Many entrepreneurs start their first business as a sole proprietorship. It’s typically the easiest business structure to form. However, it also leaves the owner financially vulnerable if the business is sued or accumulates debt it can’t pay.
Sole proprietors often find themselves using personal funds to finance their business when they run into a liquidity issue and have to pay employees or vendors or purchase equipment or supplies. They may end up moving money back and forth between their personal and business accounts.
Doing that in a corporation or company with another type of business structure that protects officers from personal liability can be a breach of fiduciary duty. However, that’s not the case for sole proprietorships.
Nonetheless, sole proprietors should scrupulously separate their personal and business finances. Why?
Commingling personal and business funds can bring complications
When you avoid commingling personal and business funds, you minimize the chances of making a costly tax error.
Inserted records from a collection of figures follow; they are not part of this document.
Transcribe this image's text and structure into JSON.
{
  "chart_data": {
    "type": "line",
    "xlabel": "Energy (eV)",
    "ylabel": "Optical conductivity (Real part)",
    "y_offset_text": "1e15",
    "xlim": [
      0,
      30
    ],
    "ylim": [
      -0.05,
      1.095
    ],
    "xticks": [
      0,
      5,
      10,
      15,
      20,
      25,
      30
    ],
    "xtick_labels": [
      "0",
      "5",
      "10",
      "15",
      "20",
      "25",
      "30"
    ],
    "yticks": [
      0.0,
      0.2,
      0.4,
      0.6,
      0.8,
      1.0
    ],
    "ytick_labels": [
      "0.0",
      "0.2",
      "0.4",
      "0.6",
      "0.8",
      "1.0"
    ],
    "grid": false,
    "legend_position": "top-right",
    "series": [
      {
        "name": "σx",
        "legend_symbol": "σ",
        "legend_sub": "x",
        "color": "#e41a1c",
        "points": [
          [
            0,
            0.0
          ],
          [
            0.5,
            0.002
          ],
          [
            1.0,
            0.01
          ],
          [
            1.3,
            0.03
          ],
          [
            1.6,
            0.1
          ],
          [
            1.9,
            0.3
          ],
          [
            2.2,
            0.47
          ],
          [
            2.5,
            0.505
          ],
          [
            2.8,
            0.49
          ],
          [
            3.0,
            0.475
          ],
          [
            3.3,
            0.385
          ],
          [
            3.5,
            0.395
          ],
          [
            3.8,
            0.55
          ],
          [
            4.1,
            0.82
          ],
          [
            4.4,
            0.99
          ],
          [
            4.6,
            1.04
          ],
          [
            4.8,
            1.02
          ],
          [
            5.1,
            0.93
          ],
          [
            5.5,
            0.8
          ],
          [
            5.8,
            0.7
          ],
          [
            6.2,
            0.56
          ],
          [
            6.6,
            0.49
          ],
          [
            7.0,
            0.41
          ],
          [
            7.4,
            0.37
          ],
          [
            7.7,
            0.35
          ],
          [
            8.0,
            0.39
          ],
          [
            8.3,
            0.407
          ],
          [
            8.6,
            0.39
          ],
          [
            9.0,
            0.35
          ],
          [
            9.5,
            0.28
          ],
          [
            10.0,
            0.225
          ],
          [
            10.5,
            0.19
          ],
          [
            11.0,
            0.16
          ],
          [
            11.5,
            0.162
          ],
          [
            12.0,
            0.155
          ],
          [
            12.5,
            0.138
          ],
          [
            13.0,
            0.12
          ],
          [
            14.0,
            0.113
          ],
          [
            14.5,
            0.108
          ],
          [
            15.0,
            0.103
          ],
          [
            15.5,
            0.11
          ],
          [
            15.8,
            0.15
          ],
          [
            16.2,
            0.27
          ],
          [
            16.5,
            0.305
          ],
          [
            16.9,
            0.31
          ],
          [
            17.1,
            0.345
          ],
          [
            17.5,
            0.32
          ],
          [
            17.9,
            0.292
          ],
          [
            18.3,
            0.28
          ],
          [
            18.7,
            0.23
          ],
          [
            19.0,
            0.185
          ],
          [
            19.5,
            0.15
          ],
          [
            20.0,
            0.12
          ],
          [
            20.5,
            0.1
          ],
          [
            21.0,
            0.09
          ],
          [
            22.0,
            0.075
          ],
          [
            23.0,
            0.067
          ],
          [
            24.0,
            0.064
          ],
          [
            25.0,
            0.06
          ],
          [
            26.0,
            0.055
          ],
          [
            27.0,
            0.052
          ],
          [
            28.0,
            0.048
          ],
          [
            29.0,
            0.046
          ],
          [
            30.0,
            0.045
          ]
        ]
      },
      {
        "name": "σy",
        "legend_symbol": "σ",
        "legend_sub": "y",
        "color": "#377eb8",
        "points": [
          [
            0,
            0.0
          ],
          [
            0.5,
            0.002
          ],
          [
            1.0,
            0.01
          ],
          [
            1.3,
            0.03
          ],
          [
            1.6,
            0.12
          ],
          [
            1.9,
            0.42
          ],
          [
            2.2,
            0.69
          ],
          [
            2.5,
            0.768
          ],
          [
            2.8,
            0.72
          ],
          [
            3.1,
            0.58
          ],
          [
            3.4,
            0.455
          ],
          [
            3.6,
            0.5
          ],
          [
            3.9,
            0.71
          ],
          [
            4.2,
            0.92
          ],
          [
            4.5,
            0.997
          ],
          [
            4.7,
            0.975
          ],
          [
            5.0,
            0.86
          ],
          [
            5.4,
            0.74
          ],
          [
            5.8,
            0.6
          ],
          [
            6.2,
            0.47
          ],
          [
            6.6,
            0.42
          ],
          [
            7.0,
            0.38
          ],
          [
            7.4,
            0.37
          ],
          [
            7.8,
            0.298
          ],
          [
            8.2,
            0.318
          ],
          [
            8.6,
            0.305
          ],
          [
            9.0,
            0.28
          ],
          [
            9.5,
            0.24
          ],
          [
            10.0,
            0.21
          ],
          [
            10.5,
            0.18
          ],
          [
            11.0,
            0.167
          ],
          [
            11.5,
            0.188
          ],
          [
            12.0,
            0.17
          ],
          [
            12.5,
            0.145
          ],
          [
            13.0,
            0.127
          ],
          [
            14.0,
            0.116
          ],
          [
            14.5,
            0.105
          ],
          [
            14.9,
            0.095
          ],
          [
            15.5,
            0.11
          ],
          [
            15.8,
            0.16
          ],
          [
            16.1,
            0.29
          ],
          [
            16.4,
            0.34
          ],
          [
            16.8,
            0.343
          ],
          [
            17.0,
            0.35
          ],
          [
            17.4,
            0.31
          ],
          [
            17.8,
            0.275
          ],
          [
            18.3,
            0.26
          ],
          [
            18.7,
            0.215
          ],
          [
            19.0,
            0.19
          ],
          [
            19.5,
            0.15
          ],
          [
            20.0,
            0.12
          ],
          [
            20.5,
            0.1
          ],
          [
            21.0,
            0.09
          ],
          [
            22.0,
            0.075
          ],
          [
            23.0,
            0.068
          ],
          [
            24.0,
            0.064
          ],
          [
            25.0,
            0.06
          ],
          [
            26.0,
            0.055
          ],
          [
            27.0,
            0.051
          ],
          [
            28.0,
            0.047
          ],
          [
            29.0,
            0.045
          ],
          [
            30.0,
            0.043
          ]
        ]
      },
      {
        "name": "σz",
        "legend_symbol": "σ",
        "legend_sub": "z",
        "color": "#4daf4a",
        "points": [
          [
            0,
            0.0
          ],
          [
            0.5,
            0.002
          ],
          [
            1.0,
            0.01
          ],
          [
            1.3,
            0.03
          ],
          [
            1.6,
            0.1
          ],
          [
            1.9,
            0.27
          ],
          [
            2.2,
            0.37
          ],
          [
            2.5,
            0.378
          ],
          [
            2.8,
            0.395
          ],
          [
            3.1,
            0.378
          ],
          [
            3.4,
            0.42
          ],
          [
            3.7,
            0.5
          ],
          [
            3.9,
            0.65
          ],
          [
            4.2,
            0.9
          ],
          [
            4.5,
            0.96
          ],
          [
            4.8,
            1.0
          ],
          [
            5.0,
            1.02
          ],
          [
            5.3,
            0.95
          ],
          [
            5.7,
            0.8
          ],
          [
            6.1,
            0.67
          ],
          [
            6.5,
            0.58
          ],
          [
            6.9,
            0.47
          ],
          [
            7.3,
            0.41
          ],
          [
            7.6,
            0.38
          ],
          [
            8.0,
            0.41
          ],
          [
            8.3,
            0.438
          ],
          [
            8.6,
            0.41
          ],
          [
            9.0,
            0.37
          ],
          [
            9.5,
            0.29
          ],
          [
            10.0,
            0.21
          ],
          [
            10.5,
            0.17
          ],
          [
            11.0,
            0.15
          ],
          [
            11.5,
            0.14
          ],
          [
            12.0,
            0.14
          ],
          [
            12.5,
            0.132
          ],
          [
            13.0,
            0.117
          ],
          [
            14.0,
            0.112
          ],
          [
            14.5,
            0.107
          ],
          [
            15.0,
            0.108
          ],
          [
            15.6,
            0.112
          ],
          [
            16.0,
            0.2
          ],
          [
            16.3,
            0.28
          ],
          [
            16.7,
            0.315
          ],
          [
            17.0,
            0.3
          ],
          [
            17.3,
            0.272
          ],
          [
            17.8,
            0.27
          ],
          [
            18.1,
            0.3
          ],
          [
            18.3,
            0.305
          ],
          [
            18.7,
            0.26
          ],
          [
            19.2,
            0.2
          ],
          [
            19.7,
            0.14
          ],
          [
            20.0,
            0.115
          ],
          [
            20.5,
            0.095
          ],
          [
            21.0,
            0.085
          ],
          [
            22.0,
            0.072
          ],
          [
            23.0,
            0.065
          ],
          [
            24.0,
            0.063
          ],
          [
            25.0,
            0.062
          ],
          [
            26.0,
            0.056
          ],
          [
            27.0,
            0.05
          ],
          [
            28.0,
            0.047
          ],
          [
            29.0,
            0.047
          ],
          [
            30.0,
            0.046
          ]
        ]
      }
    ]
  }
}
Separating your personal and business finances and transactions will also make your financial statements much clearer and more accurate.
If you use a tax preparer and/or accountant, you’ll make things less complicated for them – and less expensive for yourself. Having clearly separate financial records will also help when you apply for a business loan.
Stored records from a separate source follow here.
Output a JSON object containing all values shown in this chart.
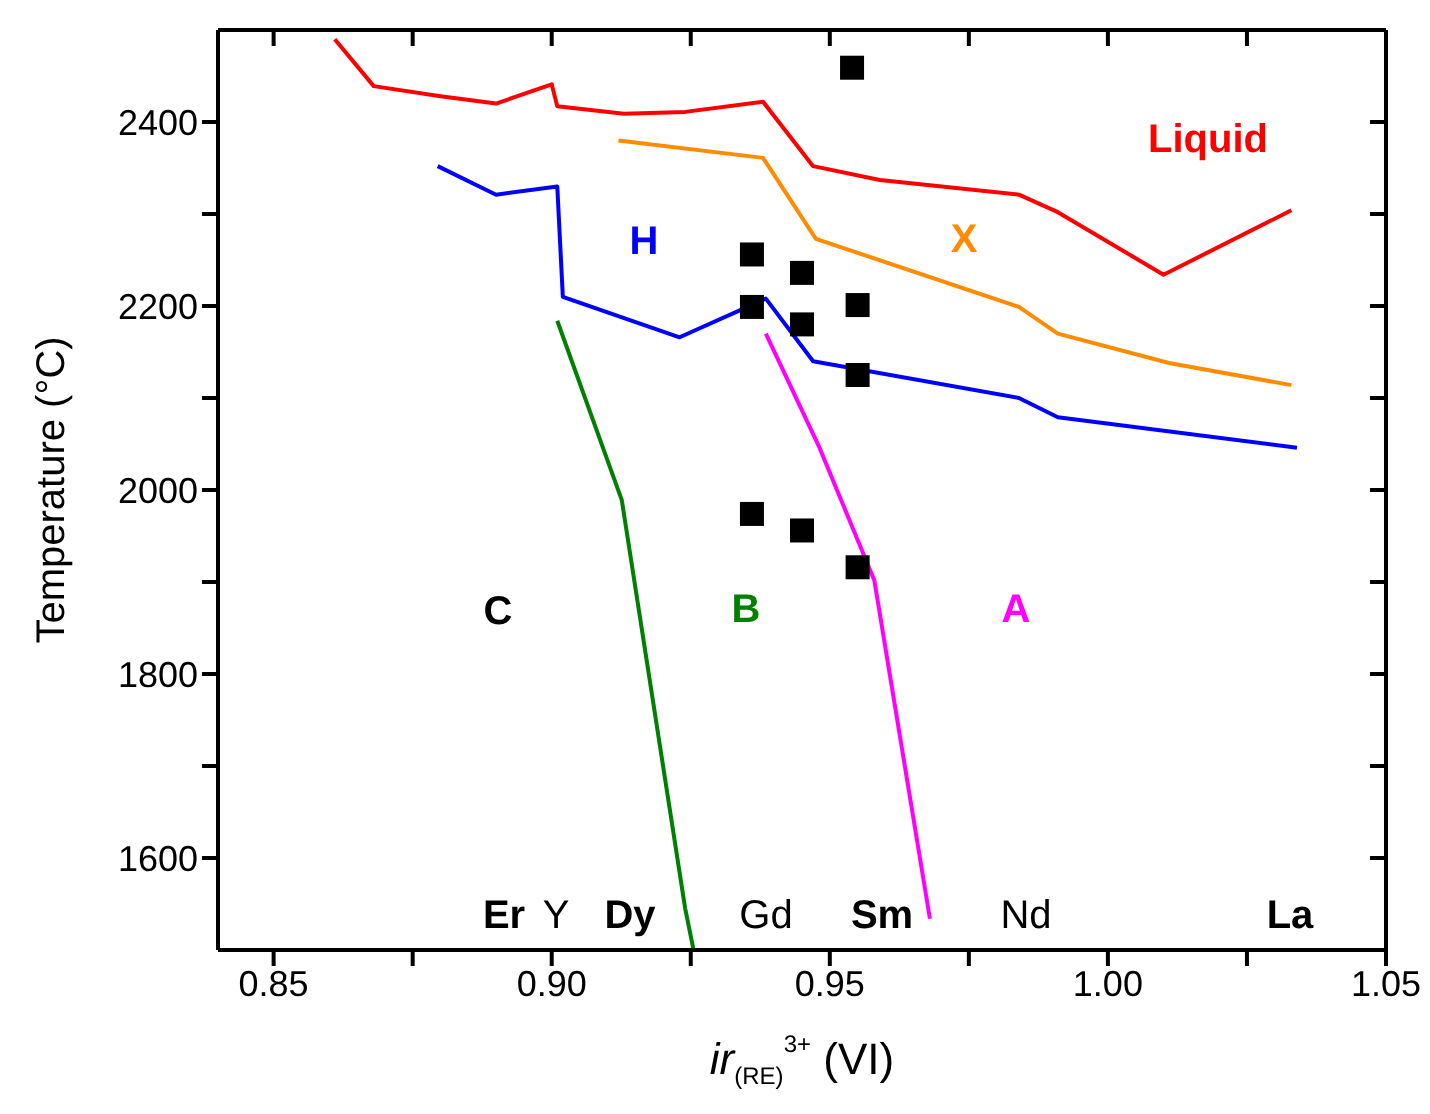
{
  "chart_data": {
    "type": "line",
    "xlabel": "ir$_{(RE)}$$^{3+}$ (VI)",
    "ylabel": "Temperature (°C)",
    "xlim": [
      0.84,
      1.05
    ],
    "ylim": [
      1500,
      2500
    ],
    "xticks": [
      0.85,
      {
        "value": 0.875,
        "label": null
      },
      {
        "value": 0.9,
        "label": "0.90"
      },
      {
        "value": 0.925,
        "label": null
      },
      0.95,
      {
        "value": 0.975,
        "label": null
      },
      {
        "value": 1.0,
        "label": "1.00"
      },
      {
        "value": 1.025,
        "label": null
      },
      1.05
    ],
    "yticks": [
      1600,
      {
        "value": 1700,
        "label": null
      },
      1800,
      {
        "value": 1900,
        "label": null
      },
      2000,
      {
        "value": 2100,
        "label": null
      },
      2200,
      {
        "value": 2300,
        "label": null
      },
      2400
    ],
    "legend": false,
    "series": [
      {
        "color": "#ff0000",
        "x": [
          0.861,
          0.868,
          0.88,
          0.89,
          0.9,
          0.901,
          0.913,
          0.924,
          0.938,
          0.947,
          0.959,
          0.984,
          0.991,
          1.01,
          1.033
        ],
        "values": [
          2490,
          2439,
          2428,
          2420,
          2441,
          2417,
          2409,
          2411,
          2422,
          2352,
          2337,
          2321,
          2302,
          2234,
          2304
        ]
      },
      {
        "color": "#ff8c00",
        "x": [
          0.912,
          0.938,
          0.9475,
          0.984,
          0.991,
          1.011,
          1.033
        ],
        "values": [
          2380,
          2361,
          2273,
          2199,
          2170,
          2138,
          2114
        ]
      },
      {
        "color": "#0000ff",
        "x": [
          0.8795,
          0.89,
          0.901,
          0.902,
          0.923,
          0.9385,
          0.947,
          0.984,
          0.991,
          1.034
        ],
        "values": [
          2352,
          2321,
          2330,
          2210,
          2166,
          2208,
          2140,
          2100,
          2079,
          2046
        ]
      },
      {
        "color": "#008000",
        "x": [
          0.901,
          0.9126,
          0.924,
          0.9255
        ],
        "values": [
          2184,
          1989,
          1545,
          1500
        ]
      },
      {
        "color": "#ff00ff",
        "x": [
          0.9385,
          0.948,
          0.958,
          0.968
        ],
        "values": [
          2170,
          2048,
          1902,
          1534
        ]
      },
      {
        "type": "scatter",
        "color": "#000000",
        "marker": "square",
        "x": [
          0.954,
          0.936,
          0.945,
          0.936,
          0.945,
          0.955,
          0.955,
          0.936,
          0.945,
          0.955
        ],
        "values": [
          2459,
          2256,
          2236,
          2199,
          2180,
          2201,
          2125,
          1974,
          1956,
          1916
        ]
      }
    ],
    "annotations": [
      "Liquid",
      "X",
      "H",
      "C",
      "B",
      "A",
      "Er",
      "Y",
      "Dy",
      "Gd",
      "Sm",
      "Nd",
      "La"
    ]
  }
}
Avoiding commingling requires some extra steps
Sole proprietors often commingle personal and business assets to simply save a couple of steps. They may just deposit a client’s check directly into their personal account to pay themselves. However, that check should go into the business account. Sole proprietors should then pay themselves out of that account. That’s just one example of how to avoid this commingling.
No matter what type of business you’re starting, it’s crucial to understand the potential legal ramifications of commingling personal and business funds. Having sound legal guidance from the beginning can save you time, stress and money in the long run.